30. Treating "lock" as the only way to protect an edit

  • Why rejected — Asking the user to anticipate every field they want to protect is too much cognitive overhead.
  • What we do instead — Overrides are preserved by default whenever the generated value didn't change beneath them (the safe-apply branch in the merge algorithm). Lock is reserved for the "client said this exact line" case. The default state is preservation; lock is the escalation.

Asset selection UX

31. AI suggests assets

  • Why rejected — Same reason as #20. Stakeholder positioning is explicit: AI does not creatively choose assets.
  • What we do instead — The asset library exposes variant groups with SelectionRule[]. The brief or feed row provides the inputs (region, market, campaign type). The Route node evaluates the rules deterministically. AI never sees a choice of assets — it sees the one that was selected.

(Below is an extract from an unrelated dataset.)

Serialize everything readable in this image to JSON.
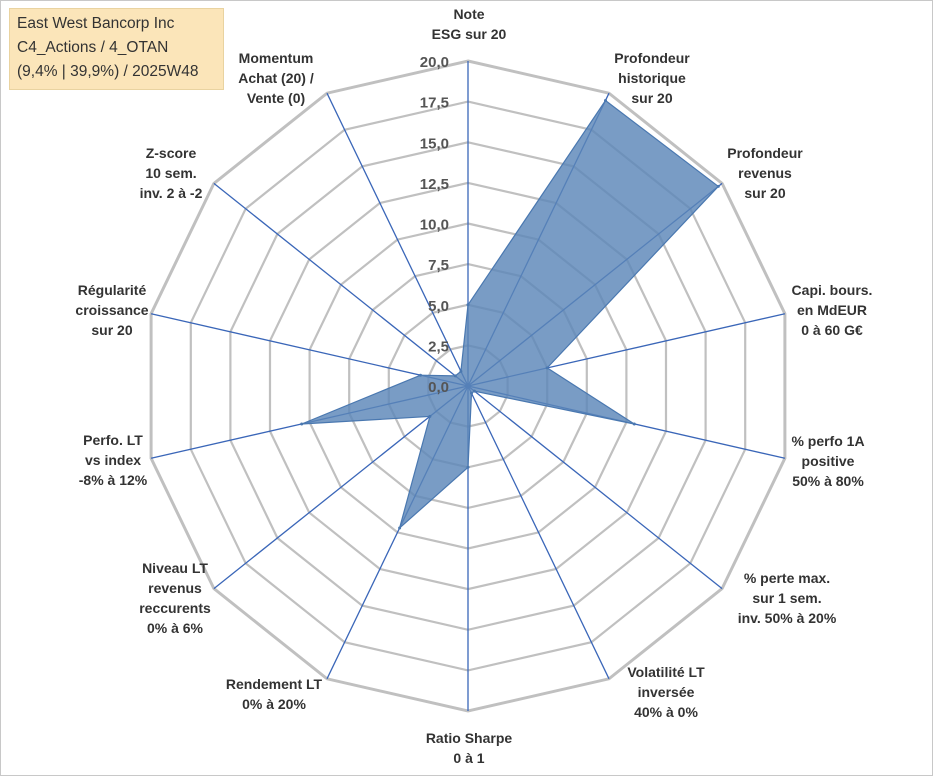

32. Free-form asset upload during generation

  • Why rejected — Letting users upload images mid-generation bypasses the rights/metadata pipeline, leading to unrights-cleared assets shipping.
  • What we do instead — All assets enter through the asset library, with AssetRights and AssetMetadata populated. The Route node selects only from approved variants. Mid-generation upload is not a path.

33. Asset previews that lie about crop

  • Why rejected — Asset library shows the full image; banner uses a crop; designer can't tell what will actually appear.
  • What we do instead — Approved crops are stored per template-artboard pair (Asset.approved_crops). The library preview shows the crop that will be used for the currently-selected target. No surprises at render time.

Conflicts to resolve before build

  • Inline review-grid editing vs. slice scope. Anti-pattern #16 commits to inline text edit in the review grid; VERTICAL_SLICE.md says "No editing, no version control, no conflict resolution" in the slice. Resolution: the anti-pattern governs V1; the slice deliberately defers inline editing. Both can be true. Confirm with the next phase brief.
  • Approve/Reject in the slice. Anti-pattern #15 commits to single-keystroke approve/reject in the review grid. VERTICAL_SLICE.md excludes approval workflow from the slice. The keystrokes are reserved for V1; in the slice, the corresponding keys can be no-ops or simply not exercised. Confirm.
  • Auto-save in the slice. Anti-pattern #2 mandates auto-save in the template builder. The slice has no template builder UI (template is a TypeScript constant). Anti-pattern #2 is dormant in the slice and activates with the template builder in V1.
  • AI reasoning panel structure. Anti-pattern #19 commits to four reasoning categories (copy, asset, variant, animation) per BannerSpec.ai_reasoning. The slice has no variant groups (one asset only), so variant_selection will be empty or "n/a." Not a conflict — a slice simplification — but flag so the UI doesn't render an empty field as if it were a failure.